Retraites: la commission spéciale à l’Assemblée, un échauffement

PARIS, 3 février 2020 (AFP) – Une commission spéciale pour les retraites ? Ce sont quelque 71 députés chargés de défricher les textes, dans des débats parfois plus techniques et moins spectaculaires que dans l’hémicycle, mais tout aussi âpres, au vu du bras de fer que veut engager LFI.

D’ordinaire, un projet ou une proposition de loi passe par l’une des huit commissions permanentes du Palais Bourbon (Finances, Affaires sociales, Affaires économiques…), avant son examen en séance publique.

Mais le règlement interne offre aussi la possibilité, à l’initiative du gouvernement ou de l’Assemblée, de créer une commission spéciale, initiée en général pour les textes transversaux et à la portée symbolique la plus forte.

Demandée par le patron des députés « marcheurs » Gilles Le Gendre, celle dédiée à la réforme des retraites est la cinquième de la législature, après notamment celles consacrées au Brexit, au Pacte avec les entreprises et à la bioéthique.

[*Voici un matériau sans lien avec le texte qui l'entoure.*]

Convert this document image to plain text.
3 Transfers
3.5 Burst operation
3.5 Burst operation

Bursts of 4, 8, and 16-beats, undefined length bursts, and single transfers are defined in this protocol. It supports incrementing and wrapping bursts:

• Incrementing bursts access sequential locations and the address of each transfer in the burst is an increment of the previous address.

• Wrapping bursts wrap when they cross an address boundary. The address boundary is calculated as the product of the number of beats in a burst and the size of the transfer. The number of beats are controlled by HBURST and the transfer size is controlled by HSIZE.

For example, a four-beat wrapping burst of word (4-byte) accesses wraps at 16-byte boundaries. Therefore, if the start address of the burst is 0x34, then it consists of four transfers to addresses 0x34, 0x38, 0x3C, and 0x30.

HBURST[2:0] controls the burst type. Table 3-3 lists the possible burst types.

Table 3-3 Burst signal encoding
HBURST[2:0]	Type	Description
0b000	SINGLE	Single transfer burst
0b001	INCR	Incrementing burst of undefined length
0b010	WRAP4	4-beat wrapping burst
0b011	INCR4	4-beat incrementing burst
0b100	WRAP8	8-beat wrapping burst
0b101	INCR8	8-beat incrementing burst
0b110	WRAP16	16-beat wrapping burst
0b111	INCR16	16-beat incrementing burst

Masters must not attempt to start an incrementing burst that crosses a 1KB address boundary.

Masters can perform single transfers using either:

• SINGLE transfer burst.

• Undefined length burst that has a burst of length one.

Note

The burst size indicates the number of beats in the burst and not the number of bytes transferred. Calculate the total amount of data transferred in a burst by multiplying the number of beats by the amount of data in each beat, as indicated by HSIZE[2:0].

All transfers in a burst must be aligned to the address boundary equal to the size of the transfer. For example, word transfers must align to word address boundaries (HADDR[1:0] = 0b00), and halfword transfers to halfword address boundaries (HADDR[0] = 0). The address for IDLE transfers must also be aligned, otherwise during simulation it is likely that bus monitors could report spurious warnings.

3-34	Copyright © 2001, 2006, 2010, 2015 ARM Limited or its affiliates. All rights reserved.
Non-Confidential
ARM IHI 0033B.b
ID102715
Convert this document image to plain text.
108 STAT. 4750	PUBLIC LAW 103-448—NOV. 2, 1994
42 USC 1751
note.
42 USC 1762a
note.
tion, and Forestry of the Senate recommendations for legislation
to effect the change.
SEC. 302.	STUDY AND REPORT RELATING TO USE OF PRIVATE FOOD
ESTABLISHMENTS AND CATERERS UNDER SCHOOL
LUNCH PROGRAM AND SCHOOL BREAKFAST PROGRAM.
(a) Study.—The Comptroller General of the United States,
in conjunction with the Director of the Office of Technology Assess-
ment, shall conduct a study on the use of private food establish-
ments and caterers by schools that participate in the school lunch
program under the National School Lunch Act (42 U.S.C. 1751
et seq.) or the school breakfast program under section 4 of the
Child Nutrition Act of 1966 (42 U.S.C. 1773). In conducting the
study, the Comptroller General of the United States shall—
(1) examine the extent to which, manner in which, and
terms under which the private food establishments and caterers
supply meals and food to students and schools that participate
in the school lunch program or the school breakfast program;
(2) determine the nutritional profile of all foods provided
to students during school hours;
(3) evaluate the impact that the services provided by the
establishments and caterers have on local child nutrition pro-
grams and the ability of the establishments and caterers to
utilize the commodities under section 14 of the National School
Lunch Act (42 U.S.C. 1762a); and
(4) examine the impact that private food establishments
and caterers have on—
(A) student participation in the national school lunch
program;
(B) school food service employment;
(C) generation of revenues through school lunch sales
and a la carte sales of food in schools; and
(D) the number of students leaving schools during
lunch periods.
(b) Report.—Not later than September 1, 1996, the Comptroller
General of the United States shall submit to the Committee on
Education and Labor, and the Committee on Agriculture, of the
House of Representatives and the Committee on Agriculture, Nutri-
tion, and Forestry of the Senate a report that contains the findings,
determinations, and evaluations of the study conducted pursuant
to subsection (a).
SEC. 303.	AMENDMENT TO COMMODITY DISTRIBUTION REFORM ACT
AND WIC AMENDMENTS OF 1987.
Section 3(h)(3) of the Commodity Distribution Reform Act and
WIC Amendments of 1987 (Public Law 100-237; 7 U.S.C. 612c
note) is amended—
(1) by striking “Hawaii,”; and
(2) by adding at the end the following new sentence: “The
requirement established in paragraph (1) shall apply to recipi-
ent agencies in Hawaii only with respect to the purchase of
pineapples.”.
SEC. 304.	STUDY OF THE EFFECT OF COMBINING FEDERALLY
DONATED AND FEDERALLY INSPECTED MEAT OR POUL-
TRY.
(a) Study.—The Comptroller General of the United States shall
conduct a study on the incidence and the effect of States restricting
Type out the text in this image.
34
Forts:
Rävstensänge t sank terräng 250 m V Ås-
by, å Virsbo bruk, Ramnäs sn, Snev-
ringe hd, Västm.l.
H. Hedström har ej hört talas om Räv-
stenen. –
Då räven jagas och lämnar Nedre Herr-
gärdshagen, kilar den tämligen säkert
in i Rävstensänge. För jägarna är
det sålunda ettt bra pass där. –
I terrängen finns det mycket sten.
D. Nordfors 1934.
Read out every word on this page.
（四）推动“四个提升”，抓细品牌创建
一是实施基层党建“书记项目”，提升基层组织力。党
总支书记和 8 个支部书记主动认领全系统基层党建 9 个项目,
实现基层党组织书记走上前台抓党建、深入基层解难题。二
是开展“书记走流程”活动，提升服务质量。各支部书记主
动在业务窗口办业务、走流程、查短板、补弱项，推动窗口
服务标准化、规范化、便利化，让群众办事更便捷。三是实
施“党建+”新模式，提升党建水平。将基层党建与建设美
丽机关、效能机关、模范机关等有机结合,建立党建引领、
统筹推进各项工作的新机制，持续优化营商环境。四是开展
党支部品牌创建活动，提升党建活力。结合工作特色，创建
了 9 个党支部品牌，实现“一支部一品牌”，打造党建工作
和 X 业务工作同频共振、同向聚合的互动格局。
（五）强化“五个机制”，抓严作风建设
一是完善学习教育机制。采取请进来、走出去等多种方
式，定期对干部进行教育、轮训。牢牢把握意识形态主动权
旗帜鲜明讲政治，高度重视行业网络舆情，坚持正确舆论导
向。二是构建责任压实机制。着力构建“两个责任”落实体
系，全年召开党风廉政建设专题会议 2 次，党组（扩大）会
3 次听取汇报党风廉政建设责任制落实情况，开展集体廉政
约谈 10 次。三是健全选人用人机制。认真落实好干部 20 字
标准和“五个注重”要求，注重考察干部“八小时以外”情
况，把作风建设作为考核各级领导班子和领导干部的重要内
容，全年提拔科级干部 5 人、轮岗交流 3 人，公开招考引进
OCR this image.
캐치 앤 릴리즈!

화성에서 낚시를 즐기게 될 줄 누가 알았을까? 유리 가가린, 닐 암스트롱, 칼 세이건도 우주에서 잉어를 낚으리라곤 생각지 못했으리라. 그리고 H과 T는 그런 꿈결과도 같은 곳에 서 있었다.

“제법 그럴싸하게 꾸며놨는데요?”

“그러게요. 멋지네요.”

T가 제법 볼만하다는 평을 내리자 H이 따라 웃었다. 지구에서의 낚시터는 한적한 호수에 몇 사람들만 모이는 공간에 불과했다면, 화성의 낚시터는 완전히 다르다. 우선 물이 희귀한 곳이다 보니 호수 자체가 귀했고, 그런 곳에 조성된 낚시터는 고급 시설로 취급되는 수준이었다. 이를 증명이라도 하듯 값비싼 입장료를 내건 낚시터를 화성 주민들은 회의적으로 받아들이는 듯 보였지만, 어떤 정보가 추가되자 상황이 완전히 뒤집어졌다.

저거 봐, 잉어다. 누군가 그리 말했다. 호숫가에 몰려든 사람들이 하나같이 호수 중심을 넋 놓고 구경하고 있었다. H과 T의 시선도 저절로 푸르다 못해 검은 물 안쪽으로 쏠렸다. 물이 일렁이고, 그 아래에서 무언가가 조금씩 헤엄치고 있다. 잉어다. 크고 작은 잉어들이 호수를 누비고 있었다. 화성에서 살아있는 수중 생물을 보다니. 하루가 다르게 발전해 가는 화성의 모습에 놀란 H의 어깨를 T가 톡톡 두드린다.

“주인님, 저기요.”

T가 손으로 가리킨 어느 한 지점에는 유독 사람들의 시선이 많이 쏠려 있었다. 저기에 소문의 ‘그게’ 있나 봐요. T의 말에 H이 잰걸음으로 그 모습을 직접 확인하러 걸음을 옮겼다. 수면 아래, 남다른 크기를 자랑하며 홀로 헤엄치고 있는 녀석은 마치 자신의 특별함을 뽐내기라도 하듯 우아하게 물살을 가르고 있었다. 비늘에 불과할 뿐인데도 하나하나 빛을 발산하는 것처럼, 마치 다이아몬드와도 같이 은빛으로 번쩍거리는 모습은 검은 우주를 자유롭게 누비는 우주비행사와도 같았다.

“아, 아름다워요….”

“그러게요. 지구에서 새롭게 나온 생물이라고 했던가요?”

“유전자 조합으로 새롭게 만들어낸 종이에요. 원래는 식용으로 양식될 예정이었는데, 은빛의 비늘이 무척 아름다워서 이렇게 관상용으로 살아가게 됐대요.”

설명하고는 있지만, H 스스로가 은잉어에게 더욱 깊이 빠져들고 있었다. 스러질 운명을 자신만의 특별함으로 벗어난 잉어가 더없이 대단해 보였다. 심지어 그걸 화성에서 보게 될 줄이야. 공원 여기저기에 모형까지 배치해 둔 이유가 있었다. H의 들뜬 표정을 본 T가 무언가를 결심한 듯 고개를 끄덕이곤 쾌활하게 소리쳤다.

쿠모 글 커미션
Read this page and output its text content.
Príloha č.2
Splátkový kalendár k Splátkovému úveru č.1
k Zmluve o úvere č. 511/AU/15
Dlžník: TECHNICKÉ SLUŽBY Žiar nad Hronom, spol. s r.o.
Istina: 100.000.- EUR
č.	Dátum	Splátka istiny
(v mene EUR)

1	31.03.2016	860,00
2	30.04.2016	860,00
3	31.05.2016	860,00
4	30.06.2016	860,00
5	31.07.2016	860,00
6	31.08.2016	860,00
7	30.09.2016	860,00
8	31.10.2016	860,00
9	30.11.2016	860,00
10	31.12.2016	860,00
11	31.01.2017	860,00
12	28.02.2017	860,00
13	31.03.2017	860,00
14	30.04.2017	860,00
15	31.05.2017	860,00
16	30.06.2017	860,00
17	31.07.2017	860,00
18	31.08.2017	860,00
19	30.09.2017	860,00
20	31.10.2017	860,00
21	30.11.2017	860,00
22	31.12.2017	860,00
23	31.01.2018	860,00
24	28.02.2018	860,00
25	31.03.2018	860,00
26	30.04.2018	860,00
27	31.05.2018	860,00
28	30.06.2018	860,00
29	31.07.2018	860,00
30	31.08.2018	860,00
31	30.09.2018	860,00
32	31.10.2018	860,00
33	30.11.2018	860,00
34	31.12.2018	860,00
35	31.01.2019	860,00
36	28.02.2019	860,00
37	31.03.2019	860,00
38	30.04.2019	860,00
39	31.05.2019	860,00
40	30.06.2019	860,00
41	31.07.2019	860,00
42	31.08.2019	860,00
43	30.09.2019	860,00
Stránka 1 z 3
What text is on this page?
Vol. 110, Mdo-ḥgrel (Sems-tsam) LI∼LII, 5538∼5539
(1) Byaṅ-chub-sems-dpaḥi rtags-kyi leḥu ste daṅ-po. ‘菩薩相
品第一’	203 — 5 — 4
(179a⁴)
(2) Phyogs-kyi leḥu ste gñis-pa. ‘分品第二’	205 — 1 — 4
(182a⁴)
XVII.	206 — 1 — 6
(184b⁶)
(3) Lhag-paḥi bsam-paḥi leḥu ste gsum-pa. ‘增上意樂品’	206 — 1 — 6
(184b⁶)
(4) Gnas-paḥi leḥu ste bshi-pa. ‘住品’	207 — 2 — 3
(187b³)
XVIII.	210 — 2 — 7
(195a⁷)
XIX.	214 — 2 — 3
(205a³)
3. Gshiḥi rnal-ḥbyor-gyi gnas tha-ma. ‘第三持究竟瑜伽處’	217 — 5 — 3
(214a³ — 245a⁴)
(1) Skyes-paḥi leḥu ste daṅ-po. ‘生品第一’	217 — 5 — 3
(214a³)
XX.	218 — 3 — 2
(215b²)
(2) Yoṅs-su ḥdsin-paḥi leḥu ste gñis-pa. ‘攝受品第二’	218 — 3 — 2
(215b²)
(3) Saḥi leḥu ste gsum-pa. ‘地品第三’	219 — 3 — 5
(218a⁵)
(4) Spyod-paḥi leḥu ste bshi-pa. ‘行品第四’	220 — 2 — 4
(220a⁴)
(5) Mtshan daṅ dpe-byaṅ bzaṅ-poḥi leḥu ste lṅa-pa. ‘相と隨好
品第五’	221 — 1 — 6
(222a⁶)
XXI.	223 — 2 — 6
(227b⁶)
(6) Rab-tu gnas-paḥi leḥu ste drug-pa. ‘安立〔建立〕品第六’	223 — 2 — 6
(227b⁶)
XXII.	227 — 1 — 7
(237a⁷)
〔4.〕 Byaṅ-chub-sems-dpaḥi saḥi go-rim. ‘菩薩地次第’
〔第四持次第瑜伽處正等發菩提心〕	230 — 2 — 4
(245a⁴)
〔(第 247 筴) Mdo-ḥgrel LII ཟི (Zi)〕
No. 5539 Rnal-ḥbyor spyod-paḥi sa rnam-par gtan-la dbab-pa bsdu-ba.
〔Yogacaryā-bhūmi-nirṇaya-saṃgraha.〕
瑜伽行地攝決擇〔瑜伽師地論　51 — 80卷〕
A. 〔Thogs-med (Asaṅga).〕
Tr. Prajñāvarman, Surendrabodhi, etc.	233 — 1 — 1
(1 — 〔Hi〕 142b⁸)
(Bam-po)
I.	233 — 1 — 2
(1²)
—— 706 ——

L’instance est composée de 70 membres désignés à la représentation proportionnelle des groupes parlementaires: ici, trente-huit députés LREM, treize LR, six MoDem, quatre socialistes, trois UDI?Agir, deux Libertés et Territoires, deux Insoumis, deux communistes, auxquels s’ajoute le député non inscrit Sébastien Chenu (RN), soit 71 personnes au total. Les autres députés peuvent assister aux réunions, mais pas voter les amendements présentés.

Les communistes accusent Gilles Le Gendre d’avoir opté pour une telle commission afin de « choisir ceux qui vont y siéger » pour LREM, « une équipe de combat » et à sa main.

Aux manettes, la présidente Brigitte Bourguignon (LREM, ex-PS) et pas moins de sept co-rapporteurs (5 LREM, 1 MoDem, 1 Agir). Le groupe majoritaire a fait la part belle à son aile gauche, avec les anciens socialistes Guillaume Gouffier-Cha comme rapporteur général ou Olivier Véran, rapporteur du volet organique de la réforme. Générations, expériences politiques et professionnelles ont été panachées.

– chaque alinéa ciblé –

Le secrétaire d’Etat aux Retraites Laurent Pietraszewski, en alternance avec la ministre des Solidarités Agnès Buzyn doivent être présents tout du long, pour une semaine voire davantage.

Mardi et mercredi derniers, la commission a auditionné le « Monsieur retraites » du gouvernement, puis les partenaires sociaux notamment.

Ce rythme serré a été dénoncé par les socialistes: sept jours d’auditions sur la bioéthique versus une journée et demie sur les retraites, a pointé leur porte-parole Boris Vallaud.

Il a aussi déploré qu’avec une commission spéciale il n’y ait pas de « rapporteur d’application issu de l’opposition, qui aurait par exemple pu analyser l’étude d’impact » accompagnant la réforme.

Ce lundi, la commission spéciale plonge dans l’examen des articles. Le rapporteur général Guillaume Gouffier Cha (LREM) veut prendre la température: scruter « les questionnements des uns et des autres » et « identifier les voies de discussion », indique-t-il à l’AFP.

Mais 22.000 amendements ont été déposés, dont 19.000 par les insoumis, qui « assument » de faire « obstruction ». Ils proposent la suppression de chaque alinéa de la réforme, avec un exposé des motifs souvent similaire: « Comme la majorité des Français·es, nous nous opposons totalement à l’ensemble de ce projet de loi ».

« Les députés manqueraient à leur devoir s’ils n’utilisaient pas toutes les armes possibles pour retarder la décision finale », selon leur leader Jean-Luc Mélenchon.

Brigitte Bourguignon le condamne: « Cela va empêcher un débat serein » et « ce n’est ni respectueux ni raisonnable ».

Les habituelles discussions de fond entre spécialistes en commission, souvent plus pointues et feutrées que dans l’hémicycle, risquent de céder la place à une guérilla.

Et pour la présidente, les moyens d’accélérer les échanges sont limités, avec le risque même de ne pas aller au bout de l’examen des articles. « LFI va nous empêcher, majorité comme oppositions, de modifier le texte », redoute le chef de file des députés MoDem Patrick Mignola, appartenant à la commission spéciale.

Ses membres devront tenir la cadence jusqu’à la séance publique, à partir du 17 février, avec plusieurs week-ends à siéger à la clé.